When they reached the edge, the Workers prepped it, aiming the cannon at the wall. The cannon began to hum.

Ready...Aim...

Hank’s blood ran cold. He watched in horror as a small turret rose out of the ground behind the Workers. “Hey, look out!”

Fwooooosh! A gust of flame blew through their ranks. Workers dropped like flies. The few survivors ran. They were met with more turrets, in every direction. Immediately, their eyes lost the hopeful curiosity and Nature’s instinct gave them a new purpose—to survive.

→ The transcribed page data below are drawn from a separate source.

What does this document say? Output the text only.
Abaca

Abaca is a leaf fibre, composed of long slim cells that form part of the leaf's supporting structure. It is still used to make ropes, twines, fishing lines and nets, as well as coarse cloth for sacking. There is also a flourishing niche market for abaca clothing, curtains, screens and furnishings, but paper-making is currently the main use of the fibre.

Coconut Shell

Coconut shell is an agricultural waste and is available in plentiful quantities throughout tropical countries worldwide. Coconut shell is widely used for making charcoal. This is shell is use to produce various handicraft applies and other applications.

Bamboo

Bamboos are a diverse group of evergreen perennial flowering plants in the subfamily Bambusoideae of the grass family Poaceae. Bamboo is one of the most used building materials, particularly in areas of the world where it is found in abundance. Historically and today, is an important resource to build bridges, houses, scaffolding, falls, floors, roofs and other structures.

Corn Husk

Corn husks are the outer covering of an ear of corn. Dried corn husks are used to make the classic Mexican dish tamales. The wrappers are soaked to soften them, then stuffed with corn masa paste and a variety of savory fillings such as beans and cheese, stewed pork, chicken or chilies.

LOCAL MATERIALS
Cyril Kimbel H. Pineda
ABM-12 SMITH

Some of the Workers put up a futile fight. They never made a sound as they were euthanized.

The Box was quiet. Hank sat by his favorite lake, no longer pristine, but dirty and polluted. Fires crackled around him. There were no more static, empty eyes…no more attacks from turrets… just the sound of the dying fires and the gentle splash of ripples. “There must always be progress.”

Hank felt the static start to envelop his eyes.